Com a nova lei, líderes dessas organizações criminosas perdem o direito a benefícios penais como anistia, indulto, fiança e liberdade condicional. A progressão de pena também foi restringida: em alguns casos, será exigido o cumprimento de até 85% do tempo de condenação em regime fechado. Além disso, a lei determina que as lideranças cumpram pena ou prisão preventiva exclusivamente em penitenciárias de segurança máxima.
No âmbito financeiro e estrutural, a lei amplia as ferramentas de bloqueio patrimonial, permitindo a apreensão e a alienação antecipada de bens, participações societárias e até ativos digitais de forma mais ágil.
Para garantir a eficácia dessas medidas em todo o território nacional, o texto institui o Banco Nacional de Dados de Organizações Criminosas e formaliza as Forças Integradas de Combate ao Crime Organizado (FICCOs), unindo Polícia Federal e as polícias estaduais.
O ministro da Justiça e Segurança Pública, Wellington Lima, destacou que a sanção garante uma resposta mais moderna do Estado frente ao crime organizado. “A lei representa um avanço [...] ao incorporar mecanismos de asfixia financeira e fortalecer a capacidade de resposta. O foco é atingir seus níveis mais elevados, com instrumentos mais eficazes e atuação coordenada”, avaliou.

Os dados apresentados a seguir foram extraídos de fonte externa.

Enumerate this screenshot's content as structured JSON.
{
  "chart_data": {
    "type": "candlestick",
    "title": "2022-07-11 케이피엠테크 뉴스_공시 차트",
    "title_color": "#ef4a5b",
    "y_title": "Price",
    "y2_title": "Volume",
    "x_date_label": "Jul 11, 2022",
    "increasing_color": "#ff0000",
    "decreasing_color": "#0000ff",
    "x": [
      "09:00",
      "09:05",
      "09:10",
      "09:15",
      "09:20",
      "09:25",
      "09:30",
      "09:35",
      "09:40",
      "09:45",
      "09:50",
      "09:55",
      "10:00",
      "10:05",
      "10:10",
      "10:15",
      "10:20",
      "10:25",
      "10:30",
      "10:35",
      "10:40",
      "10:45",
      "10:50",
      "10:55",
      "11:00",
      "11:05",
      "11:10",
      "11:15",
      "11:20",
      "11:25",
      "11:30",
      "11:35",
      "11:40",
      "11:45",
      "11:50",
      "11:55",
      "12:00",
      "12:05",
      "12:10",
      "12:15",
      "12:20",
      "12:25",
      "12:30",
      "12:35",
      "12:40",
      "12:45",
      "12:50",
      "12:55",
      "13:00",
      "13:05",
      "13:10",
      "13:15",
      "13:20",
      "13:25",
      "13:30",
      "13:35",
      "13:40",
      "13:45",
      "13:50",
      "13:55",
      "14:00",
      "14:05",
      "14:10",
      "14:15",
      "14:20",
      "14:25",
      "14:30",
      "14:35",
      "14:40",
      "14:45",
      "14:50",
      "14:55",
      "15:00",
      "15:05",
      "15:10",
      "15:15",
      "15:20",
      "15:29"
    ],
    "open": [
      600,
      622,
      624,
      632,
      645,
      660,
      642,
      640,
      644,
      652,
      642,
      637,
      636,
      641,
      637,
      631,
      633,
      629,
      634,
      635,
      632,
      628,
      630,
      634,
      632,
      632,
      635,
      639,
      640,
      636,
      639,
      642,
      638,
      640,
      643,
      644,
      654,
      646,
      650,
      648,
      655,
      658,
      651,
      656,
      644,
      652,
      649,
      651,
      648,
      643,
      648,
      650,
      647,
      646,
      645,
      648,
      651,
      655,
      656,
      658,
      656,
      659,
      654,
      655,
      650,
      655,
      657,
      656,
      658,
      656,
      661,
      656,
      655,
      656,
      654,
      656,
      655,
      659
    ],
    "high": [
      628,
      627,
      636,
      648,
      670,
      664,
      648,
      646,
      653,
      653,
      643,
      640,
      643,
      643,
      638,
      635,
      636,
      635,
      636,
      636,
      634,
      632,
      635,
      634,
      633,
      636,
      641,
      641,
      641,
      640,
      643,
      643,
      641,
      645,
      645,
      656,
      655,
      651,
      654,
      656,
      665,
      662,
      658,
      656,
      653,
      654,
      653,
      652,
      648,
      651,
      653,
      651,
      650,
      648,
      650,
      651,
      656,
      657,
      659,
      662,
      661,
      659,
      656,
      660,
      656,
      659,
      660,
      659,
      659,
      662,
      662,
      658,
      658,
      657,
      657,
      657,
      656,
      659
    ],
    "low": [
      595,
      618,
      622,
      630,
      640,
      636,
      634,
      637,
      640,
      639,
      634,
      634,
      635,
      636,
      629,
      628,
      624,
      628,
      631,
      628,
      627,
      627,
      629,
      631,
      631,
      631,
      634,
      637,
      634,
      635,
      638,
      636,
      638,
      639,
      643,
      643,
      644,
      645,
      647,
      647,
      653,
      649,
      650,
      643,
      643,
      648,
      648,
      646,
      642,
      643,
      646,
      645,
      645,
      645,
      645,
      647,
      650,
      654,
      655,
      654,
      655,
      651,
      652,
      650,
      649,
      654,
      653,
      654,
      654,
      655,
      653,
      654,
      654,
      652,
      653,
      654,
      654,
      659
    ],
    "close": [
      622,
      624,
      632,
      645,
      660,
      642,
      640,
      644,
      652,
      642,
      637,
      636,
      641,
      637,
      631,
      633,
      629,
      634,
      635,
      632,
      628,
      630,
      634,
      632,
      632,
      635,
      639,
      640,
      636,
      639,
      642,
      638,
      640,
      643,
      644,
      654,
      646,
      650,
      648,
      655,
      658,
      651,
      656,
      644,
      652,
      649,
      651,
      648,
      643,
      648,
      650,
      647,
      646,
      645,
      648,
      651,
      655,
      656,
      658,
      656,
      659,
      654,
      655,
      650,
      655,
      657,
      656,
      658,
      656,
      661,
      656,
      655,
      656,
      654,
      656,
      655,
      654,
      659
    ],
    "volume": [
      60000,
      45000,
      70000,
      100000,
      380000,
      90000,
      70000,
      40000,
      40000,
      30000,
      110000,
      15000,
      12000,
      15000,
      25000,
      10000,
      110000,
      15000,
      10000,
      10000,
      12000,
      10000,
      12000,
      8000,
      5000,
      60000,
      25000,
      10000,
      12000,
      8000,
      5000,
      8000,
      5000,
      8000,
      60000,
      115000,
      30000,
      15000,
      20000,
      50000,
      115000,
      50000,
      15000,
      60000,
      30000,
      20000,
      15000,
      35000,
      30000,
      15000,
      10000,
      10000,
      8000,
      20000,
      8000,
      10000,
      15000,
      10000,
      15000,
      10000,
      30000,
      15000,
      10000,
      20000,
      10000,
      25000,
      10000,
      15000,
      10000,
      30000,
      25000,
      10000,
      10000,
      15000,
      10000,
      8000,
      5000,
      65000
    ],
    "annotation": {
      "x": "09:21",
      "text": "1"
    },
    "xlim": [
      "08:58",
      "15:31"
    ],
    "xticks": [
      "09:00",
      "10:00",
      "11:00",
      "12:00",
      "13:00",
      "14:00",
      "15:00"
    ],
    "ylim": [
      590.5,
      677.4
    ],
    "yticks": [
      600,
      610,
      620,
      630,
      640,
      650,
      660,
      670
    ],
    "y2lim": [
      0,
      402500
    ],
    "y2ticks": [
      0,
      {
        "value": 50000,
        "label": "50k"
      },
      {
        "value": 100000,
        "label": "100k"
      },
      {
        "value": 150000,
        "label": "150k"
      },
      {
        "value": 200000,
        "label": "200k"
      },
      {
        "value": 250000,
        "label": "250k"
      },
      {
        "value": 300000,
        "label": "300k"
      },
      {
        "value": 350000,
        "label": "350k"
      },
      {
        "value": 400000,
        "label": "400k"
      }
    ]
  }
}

Apesar da sanção, o presidente aplicou vetos a dispositivos da lei. O Palácio do Planalto barrou o trecho que permitia o enquadramento de pessoas sem vínculo comprovado com as facções, alegando inconstitucionalidade e insegurança jurídica.
Também foi vetada a divisão dos recursos apreendidos do crime com os fundos estaduais. Segundo a justificativa do governo, esses valores devem pertencer exclusivamente à União para suprir as demandas crescentes do Fundo Nacional de Segurança Pública e a expansão do sistema prisional.